Oui, la mort change les gens. Mais je ne prononçai pas ces mots à voix haute, non. A la place, je lui souris, peut-être un peu trop faiblement.

— Je te l'avais dit ! ne put s'empêcher de rappeler Mike, goguenard

Caitlin lui tira la langue, et Alice se rua sur elle pour avoir un deuxième câlin, tant elle lui avait manqué.

— Wow, doucement Alice ! Tu vas l'étrangler ! Même si ça m'arrangerait bien ! fit alors la voix de Luke, dont la silhouette venait d'apparaître.

   Je tressaillis et je me mis à huer, haïr mon cœur pour le bon qu'il fit, pour la chaleur qui me traversa le corps, les tremblements qui mirent tout mon corps et toute ma tête en effervescence. Il n'avait pas changé, excepté... il avait de beaux yeux bleus, des cheveux blonds ébouriffés, et un anneau ornait sa lèvre inférieure, à ma droite. Un sourire narquois étirait ses lèvres et ses yeux étaient fixés sur Alice, qui leva son majeur en l'air.
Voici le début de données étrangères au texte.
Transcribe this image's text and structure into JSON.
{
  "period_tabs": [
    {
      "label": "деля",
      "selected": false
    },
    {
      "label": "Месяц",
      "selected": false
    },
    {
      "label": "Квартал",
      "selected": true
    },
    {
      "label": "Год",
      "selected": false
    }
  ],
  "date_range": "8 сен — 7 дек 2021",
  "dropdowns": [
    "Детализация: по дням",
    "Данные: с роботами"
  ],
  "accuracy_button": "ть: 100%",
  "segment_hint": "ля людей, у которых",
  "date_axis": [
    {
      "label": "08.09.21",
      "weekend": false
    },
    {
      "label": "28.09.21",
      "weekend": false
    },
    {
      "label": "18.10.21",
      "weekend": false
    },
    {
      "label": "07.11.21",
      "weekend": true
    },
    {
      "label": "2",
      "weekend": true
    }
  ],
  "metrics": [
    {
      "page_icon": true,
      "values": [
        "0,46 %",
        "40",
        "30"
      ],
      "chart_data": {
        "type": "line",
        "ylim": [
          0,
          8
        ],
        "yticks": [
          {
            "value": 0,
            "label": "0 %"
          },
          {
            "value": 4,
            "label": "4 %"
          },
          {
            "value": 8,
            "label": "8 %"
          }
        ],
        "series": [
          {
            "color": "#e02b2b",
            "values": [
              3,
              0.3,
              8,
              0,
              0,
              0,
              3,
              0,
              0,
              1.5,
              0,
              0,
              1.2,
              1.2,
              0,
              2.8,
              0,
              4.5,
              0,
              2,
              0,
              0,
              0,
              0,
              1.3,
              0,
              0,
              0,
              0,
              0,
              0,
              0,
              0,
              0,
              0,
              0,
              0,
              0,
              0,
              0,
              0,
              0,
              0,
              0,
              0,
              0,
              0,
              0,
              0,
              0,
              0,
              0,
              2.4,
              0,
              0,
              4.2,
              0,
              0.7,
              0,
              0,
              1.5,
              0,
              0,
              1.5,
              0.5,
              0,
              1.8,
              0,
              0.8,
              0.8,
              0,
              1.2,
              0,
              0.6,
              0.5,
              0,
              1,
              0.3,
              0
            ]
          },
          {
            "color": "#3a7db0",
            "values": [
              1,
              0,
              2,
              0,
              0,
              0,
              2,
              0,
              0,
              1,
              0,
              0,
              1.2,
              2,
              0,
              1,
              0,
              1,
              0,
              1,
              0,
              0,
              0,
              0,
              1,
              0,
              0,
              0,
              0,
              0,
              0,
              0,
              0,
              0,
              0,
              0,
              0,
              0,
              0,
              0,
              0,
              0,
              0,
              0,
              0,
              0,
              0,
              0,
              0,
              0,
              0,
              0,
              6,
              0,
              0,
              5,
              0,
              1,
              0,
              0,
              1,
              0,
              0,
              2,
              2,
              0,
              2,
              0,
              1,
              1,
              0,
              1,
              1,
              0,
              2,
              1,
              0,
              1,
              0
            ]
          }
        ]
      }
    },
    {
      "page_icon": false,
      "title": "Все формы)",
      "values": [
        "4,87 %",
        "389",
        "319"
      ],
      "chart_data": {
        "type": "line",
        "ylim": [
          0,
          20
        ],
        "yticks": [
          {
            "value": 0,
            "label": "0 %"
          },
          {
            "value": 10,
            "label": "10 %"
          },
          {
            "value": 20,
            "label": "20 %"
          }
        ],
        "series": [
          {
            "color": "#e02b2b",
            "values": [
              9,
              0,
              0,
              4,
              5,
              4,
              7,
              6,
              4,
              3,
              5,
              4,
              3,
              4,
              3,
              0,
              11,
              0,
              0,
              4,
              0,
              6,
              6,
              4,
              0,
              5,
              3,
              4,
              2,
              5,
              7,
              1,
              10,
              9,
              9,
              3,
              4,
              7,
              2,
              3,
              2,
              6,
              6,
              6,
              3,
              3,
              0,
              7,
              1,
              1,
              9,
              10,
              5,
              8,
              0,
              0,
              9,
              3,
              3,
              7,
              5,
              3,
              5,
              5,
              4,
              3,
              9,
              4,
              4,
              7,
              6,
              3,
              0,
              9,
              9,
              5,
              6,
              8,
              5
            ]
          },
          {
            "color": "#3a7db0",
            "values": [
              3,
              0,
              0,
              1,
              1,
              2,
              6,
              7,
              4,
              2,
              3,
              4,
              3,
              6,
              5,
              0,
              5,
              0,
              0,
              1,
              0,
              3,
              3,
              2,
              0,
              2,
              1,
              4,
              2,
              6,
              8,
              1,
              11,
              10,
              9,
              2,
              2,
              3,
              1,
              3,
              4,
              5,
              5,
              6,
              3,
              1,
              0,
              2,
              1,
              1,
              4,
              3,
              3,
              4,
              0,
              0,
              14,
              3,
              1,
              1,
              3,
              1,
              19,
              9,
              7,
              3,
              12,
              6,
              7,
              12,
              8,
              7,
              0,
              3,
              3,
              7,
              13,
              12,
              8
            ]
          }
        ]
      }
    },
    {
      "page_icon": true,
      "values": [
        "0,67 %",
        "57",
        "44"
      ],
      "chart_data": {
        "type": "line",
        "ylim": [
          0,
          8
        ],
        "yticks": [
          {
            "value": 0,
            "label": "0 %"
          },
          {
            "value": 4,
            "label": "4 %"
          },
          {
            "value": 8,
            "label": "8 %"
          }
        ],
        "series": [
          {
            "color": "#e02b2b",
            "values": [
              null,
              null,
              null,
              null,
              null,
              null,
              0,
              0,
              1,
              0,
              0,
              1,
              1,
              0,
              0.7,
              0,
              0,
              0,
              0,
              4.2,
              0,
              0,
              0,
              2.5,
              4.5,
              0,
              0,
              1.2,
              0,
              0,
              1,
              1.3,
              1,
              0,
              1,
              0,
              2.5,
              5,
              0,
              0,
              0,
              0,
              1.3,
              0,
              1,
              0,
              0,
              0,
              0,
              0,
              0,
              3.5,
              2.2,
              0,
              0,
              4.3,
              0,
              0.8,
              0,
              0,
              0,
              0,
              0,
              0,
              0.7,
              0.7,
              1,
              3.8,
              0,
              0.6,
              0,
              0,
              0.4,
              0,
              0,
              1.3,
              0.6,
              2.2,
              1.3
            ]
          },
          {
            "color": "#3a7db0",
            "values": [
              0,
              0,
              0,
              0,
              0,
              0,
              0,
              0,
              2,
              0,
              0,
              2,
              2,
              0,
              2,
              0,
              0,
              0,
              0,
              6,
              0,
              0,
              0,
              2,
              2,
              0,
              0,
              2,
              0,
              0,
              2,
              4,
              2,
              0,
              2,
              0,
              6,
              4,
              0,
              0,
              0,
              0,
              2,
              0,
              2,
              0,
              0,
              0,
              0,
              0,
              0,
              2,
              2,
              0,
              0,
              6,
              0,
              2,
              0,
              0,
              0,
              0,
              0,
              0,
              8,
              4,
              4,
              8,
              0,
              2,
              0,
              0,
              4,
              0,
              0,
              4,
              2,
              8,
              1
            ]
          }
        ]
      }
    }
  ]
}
— Quelle gentillesse Alice ! Tu t'es coupé les cheveux pour avoir l'air crédible quand tu fais des doigts d'honneur ?

— Va te faire voir Fidelings !

— Moi aussi je suis content de te voir ... Arlequin !

Pour toute réponse, ma meilleure amie leva à nouveau son majeur. Puis, son regard croisa le mien. J'avais oublié que ses yeux étaient si intenses. Son regard ancré dans le mien, il avança et bien malgré moi, je reculai d'un pas.

— Salut, dis-je, simplement, sur le ton le plus poli possible, une fois qu'il fut à ma hauteur

— Salut.

Il avait parlé d'un ton si neutre que je revins brutalement à la réalité. Non, je ne devais pas le contempler comme ça ! Maintenant, comment devais-je le saluer ? Avec une accolade, à l'américaine ? Ou peut-être que je devrais lui serrer la main ? Je n'eus pas le temps de prendre la décision : il s'était déjà penché vers moi pour me faire une brève accolade, et j'ignorai les battements frénétiques de mon coeur lorsqu'il passa son bras autour de mes épaules.

— Sympa tes cheveux ! lança-t-il en s'écartant rapidement

— Je... euh... merci, balbutiai-je, troublée. Et toi, sympa ton ... piercing ...

— Merci, répondit-il avec un sourire qui accéléra les battements de mon coeur

Les quelques secondes qui passèrent avant qu'il ne prenne la parole me parurent aussi lourdes que du plomb.

— Comment va ton frère ? s'enquit-il, courtoisement

— Très bien, il ... euh ... est en troisième année de physique, répondis-je, me giflant mentalement pour être aussi hésitante

— Ça lui plaît beaucoup ? continua-t-il, toujours aussi poliment

Bien malgré moi, mon regard s'assombrit.

— Oh ça oui, ça lui plaît. Il a beaucoup de chance, murmurai-je en regardant dans la direction d'Alice et Mike

Mais déjà, Luke s'était détourné vers l'embrasure de la porte où quelqu'un, que je ne pouvais voir à cause de lui, était apparu.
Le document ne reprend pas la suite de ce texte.